Partners at the City
And when Pinderhughes reaches out to people like City Administrator Naomi Kelly to place fellows, the answer is yes. That’s the original vision for the program, which Willie L. Brown, Jr. (B.A., ’55), the former mayor of San Francisco and former California State Assembly speaker, started in 2008. Pinderhughes works with seasoned city and county officials to find each fellow a position that directly facilitates his or her career aspiration, a laborious behind-the-scenes matching process she calls “the real secret behind our success.”
For City Administrator Kelly, mentorship is personal — Brown hired her right out of college, encouraged her to go to law school and guided her career as she moved through the ranks at the City. Her office regularly welcomes interns from throughout San Francisco’s neighborhoods. “If they want to come and work with me in the City Administrator’s Office and have an interest in public service, then I open up my doors.”
Walker is her office’s first Willie Brown Fellow. She ticks off some of the disjointed to-do list they exposed him to: measuring performance for animal care and control; developing policy to address the out-migration of African-Americans; evaluating software that measures the efficiency of the city’s fleets; working with different divisions on their budgets. “The array of topics he was able to touch on is kind of exciting,” she says.
Walking through the building’s Doric-column-lined corridors, Walker anticipated a weighty-sounding topic for his main project, so he was surprised to find that his work would focus on puppies and kittens. He soon learned that city management involves all facets of urban life — even ones with cute, furry faces. Working under Kelly’s budget and planning director Adam Nguyen, Walker analyzed a proposed change to the city’s animal vaccination schedule.

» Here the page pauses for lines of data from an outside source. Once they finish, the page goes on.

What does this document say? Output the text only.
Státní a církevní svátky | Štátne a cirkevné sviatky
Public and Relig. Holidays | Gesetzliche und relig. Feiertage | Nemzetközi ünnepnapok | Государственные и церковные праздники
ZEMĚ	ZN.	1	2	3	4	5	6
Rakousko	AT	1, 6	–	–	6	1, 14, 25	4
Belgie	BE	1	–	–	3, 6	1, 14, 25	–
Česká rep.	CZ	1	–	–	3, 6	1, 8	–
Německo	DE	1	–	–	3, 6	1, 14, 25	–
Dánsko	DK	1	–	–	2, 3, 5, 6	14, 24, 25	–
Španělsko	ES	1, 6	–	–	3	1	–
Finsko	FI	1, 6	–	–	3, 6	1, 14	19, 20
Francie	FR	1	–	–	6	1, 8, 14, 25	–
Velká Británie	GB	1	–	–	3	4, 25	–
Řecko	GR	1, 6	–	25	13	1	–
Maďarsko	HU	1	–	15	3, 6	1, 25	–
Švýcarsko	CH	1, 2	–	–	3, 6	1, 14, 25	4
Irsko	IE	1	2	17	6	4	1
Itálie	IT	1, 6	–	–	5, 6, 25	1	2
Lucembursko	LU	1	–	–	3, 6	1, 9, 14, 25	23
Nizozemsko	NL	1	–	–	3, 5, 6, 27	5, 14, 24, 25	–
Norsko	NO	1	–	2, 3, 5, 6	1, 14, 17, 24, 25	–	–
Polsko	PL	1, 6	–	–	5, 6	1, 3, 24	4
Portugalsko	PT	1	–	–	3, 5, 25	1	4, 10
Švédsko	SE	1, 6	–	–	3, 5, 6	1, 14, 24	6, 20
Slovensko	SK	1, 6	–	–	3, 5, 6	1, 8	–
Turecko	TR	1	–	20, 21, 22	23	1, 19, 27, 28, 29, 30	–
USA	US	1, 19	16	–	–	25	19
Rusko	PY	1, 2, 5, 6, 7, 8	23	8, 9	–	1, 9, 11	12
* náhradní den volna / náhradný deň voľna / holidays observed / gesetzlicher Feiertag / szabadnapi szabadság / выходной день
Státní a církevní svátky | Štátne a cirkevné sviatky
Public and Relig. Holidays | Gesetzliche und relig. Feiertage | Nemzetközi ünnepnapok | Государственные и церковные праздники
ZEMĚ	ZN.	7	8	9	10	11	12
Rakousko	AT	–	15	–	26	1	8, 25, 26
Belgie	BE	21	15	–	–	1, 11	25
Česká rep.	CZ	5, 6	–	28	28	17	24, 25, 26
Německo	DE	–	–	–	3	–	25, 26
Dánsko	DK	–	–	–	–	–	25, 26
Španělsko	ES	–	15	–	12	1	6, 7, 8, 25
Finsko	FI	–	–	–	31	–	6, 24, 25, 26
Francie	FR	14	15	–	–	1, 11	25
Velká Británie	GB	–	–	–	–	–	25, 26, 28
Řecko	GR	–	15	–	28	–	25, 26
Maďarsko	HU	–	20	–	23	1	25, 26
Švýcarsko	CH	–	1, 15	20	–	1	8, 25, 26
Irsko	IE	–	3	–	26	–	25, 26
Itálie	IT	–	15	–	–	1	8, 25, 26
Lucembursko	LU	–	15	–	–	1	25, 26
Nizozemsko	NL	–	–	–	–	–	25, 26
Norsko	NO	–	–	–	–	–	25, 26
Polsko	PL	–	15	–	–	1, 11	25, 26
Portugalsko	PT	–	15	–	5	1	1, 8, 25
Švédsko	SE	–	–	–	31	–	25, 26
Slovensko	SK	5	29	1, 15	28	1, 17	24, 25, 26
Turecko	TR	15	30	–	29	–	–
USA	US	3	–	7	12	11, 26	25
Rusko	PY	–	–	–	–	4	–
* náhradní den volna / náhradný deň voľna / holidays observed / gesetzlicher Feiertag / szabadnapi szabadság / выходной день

Nguyen says doing analyst work has enormous value for a future manager. “How many times do we vaccinate, what are the best practices, what are other municipalities doing around this? Then doing a cost-benefit analysis… and what are the tradeoffs and considerations along the way?” Gathering and assessing such facts yourself, he says, helps you to determine whether the information others present to you “is valid—if they’ve asked the right questions, if they have the information they need” to inform policy and operations-management decisions.
City managers pivot topics every hour or less, Kelly adds, so sharp analytical skills are important. “You’ve got to be able to think fast and on your feet.”
Nguyen also taught Walker that strong teamwork skills can make government more efficient. “Every step he showed me, ‘Now look, if you do this, you’re making it easier for the next person who has to pick this up and make something happen with this project,’” Walker recalls.
In addition to his project, he shadowed Kelly and others to a range of meetings, from listening to the mayor and department heads wrestle with public policy issues to reviewing purchase orders with division-based analysts. The internship, including the most challenging parts, strengthened Walker’s resolve to become a city manager.